Pourriez-vous nous raconter une anecdote sur le travail de votre équipe ?
— Au terme de la formation, notre équipe est intervenue dans les médias (télévision et radio) plus de cent fois, dont septante pendant les quatre jours qu’a duré la visite du pape.
Par ailleurs, nous avons également participé à différents débats publics sur l’Église, le pape, la visite au Royaume-Uni, etc.
Un cas particulièrement intéressant a été la réunion organisée par la coalition de groupes de protestation le 12 août en vue de planifier leurs manifestations. Quelques jours auparavant, ils avaient envoyé une lettre à l’Église avec une série de questions, en offrant la possibilité de se faire représenter par quelqu’un qui défendrait la position catholique devant les soixante personnes présentes.
Finalement c’est un membre de notre équipe, le professeur Neil D’Aguiar, qui s’y est rendu. Après avoir écouté pendant une heure les récriminations des chefs des différents groupes opposés à la visite du pape, il a eu l’occasion de s’exprimer à son tour.
Neil n’a parlé que pendant un quart d’heure et a reconnu qu’il s’agissait de problèmes réels qu’il souhaitait résoudre avec eux, tout en précisant qu’il y avait pas mal de choses qu’ils ne connaissaient pas bien.
Quand ils se sont rendu compte qu’il n’allait pas les attaquer, ils se sont mis à l’écouter en silence. Ensuite, ils lui ont posé différentes questions et ont échangé leurs adresses de courrier électronique pour rester en contact. Le lendemain, l’un des groupes présents à la réunion décidait de ne pas participer aux protestations.
Je pense que c’est une des rares fois où des groupes de ce genre ont discuté avec des catholiques sur ces thèmes controversés et où chaque partie a écouté l’autre.
Vous avez également été le porte-parole pour la béatification du cardinal Newman, une figure qui suscite une grande admiration, mais aussi des controverses.

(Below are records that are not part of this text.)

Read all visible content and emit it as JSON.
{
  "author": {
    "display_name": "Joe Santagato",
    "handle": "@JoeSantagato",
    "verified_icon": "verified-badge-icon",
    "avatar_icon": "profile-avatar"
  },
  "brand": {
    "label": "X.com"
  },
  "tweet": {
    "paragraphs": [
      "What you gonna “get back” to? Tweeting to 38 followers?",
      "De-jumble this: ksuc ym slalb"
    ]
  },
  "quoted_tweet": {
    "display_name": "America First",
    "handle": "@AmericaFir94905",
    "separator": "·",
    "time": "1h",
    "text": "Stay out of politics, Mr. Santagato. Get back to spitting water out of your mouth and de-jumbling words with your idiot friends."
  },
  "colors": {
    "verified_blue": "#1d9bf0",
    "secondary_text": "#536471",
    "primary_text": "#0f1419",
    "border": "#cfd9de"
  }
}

Quelle a été la difficulté majeure que vous avez rencontrée dans ce domaine ?
— Plutôt que de difficultés, je préfère parler d’opportunités. Jusqu’à l’année dernière, lorsqu’on a annoncé sa béatification, Newman était pratiquement un inconnu dans ce pays, sauf dans les milieux catholiques ou intellectuels.
Il a fait ensuite l’objet de diverses polémiques, qui ont éveillé l’intérêt des médias. J’ai déjà parlé à d’autres occasions des cinq polémiques concernant Newman : était-il homosexuel ? était-ce un libéral ou un conservateur ? était-il vraiment saint ? est-ce que le miracle retenu pour sa béatification était un vrai miracle ? sa béatification était-elle un motif d’union ou de division avec les anglicans ?
Ces controverses ont permis à des gens d’écrire des articles ou d’intervenir dans les médias pour parler de Newman et le faire mieux connaître. Personnellement, j’ai eu l’occasion de répondre à la première controverse dans un article sur l’amitié et le célibat sacerdotal publié dans The Guardian , un journal britannique très influent. Sans cette controverse, je n’aurais jamais publié cet article, et encore moins dans The Guardian .
En ce qui concerne la visite du pape, on peut parler d’un succès médiatique sans précédent dans ce pays. Le pape a cessé d’être considéré comme un « nazi » pour devenir un « grand-papa affectueux », pour reprendre la formule d’un journal irlandais. Quel est l’élément clé qui explique cette évolution ? La personnalité de Benoît XVI, son message, ou les deux ?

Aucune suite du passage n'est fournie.